Ana Maria Braga encontra no marido, Fábio Arruda, a chave para o relaxamento e a felicidade em meio à correria do “Mais Você”.
A rotina de Ana Maria Braga é marcada por madrugadas e a necessidade de estar sempre antenada às novidades para comandar o programa “Mais Você”. Para muitos, essa exigência profissional poderia ser sinônimo de estresse constante, mas a apresentadora encontrou um refúgio especial em sua vida pessoal.
Em uma conversa com o Gshow, Ana Maria detalhou como consegue equilibrar as demandas do trabalho com momentos de tranquilidade.
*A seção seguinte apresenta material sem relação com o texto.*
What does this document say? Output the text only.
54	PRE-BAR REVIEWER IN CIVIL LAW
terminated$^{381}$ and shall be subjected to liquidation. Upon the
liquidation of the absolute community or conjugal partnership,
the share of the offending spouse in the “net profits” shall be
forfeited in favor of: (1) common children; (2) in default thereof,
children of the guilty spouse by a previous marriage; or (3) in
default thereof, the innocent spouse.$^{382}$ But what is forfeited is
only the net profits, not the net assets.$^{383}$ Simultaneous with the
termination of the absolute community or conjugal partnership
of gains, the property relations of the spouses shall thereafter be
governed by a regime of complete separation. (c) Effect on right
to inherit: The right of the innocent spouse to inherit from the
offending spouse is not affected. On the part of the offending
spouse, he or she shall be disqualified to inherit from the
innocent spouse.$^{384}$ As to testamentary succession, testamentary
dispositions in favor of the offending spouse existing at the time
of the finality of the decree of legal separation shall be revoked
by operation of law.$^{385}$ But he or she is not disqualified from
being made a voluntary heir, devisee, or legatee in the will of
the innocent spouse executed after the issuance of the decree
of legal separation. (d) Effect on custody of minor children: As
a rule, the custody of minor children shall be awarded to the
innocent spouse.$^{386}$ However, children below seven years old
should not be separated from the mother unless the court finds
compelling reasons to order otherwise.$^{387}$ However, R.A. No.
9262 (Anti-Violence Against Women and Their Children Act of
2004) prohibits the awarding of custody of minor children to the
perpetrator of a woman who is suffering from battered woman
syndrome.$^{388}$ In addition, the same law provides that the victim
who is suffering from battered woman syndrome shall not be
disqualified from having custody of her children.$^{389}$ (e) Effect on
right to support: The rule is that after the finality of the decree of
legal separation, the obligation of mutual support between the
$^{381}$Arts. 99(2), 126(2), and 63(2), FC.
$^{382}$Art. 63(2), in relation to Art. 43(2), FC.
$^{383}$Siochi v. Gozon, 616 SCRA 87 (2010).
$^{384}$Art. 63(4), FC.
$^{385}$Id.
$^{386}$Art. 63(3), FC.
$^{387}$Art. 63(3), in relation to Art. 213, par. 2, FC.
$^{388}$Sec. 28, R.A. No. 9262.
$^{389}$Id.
A chave, segundo ela, está na companhia do seu marido, o jornalista Fábio Arruda, com quem se casou em abril deste ano em uma cerimônia íntima em São Paulo.
A apresentadora ressaltou a importância de ter uma rede de apoio para se manter informada, citando o quadro “Feed da Ana” como um exemplo de como sua equipe a auxilia a selecionar informações relevantes. “Ninguém faz nada sozinho”, afirmou Ana Maria, enfatizando sua dedicação em estar sempre atualizada com as notícias.
“Me faz feliz namorar, porque é bom ter uma companhia.”, declarou Ana Maria Braga, destacando a alegria que encontra em seu relacionamento. Ela descreveu o marido como alguém que a faz sorrir e rir da vida, inclusive dos desafios.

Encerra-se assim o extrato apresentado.